In India, it is unlikely that the import duty on gold may be tinkered with by the Government before the elections in May. So, domestic gold traders may see gold premiums going up. Rupee, however, would be the key to determine the direction of gold prices.

What charts say

Gold traders need to exercise caution. Speculation over outcome of the Fed meeting is likely to keep the yellow metal volatile. Gold has broken above its key resistance of $1,260/ounce last week and is now targeting $1,278 — the next major resistance. However, any negative news can well take it down to below $1,260/ounce again, so trade with strict stop loss.

Playing on MCX gold futures (₹ 29,519) will be even trickier. The trend will be weak as long as the contract trades below ₹30,000. If buying continues next week, price can go up to ₹29,984 and then ₹30,435. On the downside, the supports are at ₹29,063 and ₹ 28,875.

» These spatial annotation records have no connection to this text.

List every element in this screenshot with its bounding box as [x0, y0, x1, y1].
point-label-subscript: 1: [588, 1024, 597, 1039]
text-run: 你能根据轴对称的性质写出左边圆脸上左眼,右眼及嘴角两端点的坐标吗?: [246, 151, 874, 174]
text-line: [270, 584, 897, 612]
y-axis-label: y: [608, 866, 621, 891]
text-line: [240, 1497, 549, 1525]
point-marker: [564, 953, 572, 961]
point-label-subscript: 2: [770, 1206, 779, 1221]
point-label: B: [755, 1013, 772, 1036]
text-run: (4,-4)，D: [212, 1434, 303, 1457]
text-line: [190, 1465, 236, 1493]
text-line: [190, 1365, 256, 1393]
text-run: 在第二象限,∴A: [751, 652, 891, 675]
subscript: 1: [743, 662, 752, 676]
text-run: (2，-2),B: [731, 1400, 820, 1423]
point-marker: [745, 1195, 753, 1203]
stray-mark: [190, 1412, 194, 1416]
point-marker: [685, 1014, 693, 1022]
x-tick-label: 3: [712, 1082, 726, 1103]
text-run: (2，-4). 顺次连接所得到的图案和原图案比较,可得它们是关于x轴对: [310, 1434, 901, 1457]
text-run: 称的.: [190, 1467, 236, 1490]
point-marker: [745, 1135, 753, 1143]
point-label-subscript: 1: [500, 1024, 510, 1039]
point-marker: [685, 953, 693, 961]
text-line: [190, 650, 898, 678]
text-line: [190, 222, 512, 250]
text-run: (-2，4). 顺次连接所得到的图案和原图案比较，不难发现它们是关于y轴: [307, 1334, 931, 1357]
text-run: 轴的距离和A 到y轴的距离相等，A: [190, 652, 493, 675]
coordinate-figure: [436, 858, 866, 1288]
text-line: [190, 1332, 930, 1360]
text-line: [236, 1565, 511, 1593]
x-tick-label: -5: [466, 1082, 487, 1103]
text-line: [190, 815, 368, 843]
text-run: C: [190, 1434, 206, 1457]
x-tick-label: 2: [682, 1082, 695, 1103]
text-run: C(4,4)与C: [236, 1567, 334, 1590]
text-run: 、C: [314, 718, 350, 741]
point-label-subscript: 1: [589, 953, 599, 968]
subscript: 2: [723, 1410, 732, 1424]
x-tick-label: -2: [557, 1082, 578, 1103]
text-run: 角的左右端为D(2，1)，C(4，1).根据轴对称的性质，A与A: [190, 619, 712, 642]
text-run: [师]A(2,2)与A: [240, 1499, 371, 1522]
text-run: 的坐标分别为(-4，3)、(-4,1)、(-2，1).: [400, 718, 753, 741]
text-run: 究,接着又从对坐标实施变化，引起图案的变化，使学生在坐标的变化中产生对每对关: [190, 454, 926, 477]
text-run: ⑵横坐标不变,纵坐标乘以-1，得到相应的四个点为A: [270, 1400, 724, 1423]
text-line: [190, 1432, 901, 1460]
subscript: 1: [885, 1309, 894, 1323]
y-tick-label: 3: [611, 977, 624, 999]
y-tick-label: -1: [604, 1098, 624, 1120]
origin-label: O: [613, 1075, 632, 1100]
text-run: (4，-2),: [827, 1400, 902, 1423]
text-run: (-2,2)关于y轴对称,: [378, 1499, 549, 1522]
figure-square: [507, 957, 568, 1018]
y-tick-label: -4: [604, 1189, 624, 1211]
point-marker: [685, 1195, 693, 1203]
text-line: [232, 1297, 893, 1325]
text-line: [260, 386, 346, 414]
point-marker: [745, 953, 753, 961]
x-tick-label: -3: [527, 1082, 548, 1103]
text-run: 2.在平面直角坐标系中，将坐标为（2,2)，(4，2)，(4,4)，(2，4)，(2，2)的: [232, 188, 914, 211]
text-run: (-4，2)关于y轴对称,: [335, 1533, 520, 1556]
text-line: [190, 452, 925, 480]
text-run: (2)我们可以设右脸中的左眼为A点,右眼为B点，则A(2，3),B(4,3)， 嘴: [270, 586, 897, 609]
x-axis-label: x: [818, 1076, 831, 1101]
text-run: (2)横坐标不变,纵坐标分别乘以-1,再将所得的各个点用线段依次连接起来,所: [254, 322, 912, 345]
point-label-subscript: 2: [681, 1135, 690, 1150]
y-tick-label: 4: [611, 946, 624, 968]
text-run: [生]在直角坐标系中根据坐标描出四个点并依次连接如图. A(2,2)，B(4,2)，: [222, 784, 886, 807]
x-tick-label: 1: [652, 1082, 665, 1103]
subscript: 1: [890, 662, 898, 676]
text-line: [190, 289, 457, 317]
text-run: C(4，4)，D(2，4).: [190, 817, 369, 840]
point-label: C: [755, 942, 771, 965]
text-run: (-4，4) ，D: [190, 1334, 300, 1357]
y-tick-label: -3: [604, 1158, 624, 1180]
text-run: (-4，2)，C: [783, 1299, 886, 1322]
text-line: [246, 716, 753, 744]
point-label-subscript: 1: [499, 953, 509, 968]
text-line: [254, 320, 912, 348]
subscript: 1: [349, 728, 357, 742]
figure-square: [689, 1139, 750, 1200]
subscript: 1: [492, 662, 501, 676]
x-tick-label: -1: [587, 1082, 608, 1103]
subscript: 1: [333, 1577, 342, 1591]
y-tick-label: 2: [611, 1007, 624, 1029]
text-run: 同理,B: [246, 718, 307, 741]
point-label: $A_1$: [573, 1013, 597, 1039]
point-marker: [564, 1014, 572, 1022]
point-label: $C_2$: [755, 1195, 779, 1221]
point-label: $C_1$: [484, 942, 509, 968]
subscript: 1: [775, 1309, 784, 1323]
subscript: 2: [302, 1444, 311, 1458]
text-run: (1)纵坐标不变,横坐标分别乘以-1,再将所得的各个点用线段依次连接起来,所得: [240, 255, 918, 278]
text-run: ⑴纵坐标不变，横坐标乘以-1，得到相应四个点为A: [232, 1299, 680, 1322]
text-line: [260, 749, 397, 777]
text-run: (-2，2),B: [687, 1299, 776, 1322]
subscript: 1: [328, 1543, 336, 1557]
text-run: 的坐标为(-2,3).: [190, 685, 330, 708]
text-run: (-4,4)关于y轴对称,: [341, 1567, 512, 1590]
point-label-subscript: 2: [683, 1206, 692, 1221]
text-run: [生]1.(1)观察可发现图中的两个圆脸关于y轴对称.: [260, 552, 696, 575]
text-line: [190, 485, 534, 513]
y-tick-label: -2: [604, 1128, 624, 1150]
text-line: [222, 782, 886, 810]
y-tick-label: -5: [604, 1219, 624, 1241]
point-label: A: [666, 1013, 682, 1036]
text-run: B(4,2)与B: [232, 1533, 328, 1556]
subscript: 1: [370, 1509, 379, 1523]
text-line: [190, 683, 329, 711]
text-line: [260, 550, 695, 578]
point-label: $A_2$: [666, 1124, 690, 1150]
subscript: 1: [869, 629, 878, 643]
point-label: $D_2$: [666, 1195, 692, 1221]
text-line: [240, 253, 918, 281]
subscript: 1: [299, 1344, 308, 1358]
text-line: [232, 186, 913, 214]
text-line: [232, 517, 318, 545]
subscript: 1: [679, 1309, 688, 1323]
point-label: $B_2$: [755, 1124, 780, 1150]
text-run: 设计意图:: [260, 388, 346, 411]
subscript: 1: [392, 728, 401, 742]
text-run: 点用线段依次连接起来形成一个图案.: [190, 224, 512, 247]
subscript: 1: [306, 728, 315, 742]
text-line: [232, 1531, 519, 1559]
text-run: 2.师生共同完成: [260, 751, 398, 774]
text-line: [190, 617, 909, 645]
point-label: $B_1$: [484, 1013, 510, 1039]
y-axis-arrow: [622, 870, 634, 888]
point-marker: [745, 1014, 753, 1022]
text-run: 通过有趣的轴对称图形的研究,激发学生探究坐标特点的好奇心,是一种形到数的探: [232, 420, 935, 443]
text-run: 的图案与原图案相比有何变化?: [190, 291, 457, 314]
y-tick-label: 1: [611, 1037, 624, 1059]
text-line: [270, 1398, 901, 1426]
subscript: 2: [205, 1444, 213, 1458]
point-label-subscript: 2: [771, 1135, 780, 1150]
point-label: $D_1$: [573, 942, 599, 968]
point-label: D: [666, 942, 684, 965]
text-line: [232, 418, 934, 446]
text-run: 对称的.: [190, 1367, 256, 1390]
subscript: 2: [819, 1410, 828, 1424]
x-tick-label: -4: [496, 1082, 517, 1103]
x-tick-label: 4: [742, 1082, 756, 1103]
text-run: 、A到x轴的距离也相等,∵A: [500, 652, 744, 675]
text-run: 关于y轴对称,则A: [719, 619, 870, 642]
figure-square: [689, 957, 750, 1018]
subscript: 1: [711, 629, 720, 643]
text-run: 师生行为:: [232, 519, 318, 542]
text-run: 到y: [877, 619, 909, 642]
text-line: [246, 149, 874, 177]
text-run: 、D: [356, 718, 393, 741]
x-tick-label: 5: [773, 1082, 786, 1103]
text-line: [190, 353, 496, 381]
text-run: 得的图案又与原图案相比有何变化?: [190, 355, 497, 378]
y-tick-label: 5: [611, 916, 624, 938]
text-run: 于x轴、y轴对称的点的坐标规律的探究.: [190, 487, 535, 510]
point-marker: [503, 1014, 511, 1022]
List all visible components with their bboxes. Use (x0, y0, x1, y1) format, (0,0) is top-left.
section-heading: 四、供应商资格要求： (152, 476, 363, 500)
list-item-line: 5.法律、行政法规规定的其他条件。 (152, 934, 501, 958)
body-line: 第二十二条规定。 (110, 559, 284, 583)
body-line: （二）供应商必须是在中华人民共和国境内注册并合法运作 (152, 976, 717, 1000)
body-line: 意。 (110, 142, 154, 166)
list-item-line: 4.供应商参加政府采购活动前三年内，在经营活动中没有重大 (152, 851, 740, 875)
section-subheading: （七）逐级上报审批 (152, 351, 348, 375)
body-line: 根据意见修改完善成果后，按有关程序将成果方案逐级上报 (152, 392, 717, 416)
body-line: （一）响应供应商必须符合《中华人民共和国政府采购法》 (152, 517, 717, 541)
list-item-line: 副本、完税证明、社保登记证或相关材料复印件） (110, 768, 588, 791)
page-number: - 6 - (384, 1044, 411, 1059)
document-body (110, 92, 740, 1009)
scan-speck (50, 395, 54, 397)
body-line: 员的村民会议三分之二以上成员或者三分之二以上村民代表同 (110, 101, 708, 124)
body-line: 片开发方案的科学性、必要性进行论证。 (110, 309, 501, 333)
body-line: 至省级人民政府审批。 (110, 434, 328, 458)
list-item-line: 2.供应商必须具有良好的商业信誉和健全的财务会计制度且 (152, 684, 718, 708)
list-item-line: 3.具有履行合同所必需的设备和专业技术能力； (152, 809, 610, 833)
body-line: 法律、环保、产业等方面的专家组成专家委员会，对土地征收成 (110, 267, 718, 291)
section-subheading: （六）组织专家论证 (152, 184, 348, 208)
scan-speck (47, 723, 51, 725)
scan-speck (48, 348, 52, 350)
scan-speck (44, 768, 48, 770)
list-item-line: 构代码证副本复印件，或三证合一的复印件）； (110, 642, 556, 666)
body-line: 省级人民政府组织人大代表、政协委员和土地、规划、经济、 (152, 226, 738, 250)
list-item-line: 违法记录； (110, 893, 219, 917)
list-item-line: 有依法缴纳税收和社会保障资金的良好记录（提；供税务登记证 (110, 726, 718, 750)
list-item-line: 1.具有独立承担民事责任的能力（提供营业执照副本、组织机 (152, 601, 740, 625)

MCX Silver looks quite bearish and there is no display of strength. Even if the contract crawls higher intraday, it loses strength and ends near the close price. On the downside targets are ₹44,298 and ₹42,435. If, however, the contract manages to cut ₹45,000 levels, it can go up to ₹46,374.



Really?

The world’s largest gold-backed exchange-traded fund, SPDR Gold Trust, holds 790 tonnes of gold. India has 14 gold ETFs. But these together hold less than 40 tonnes of gold.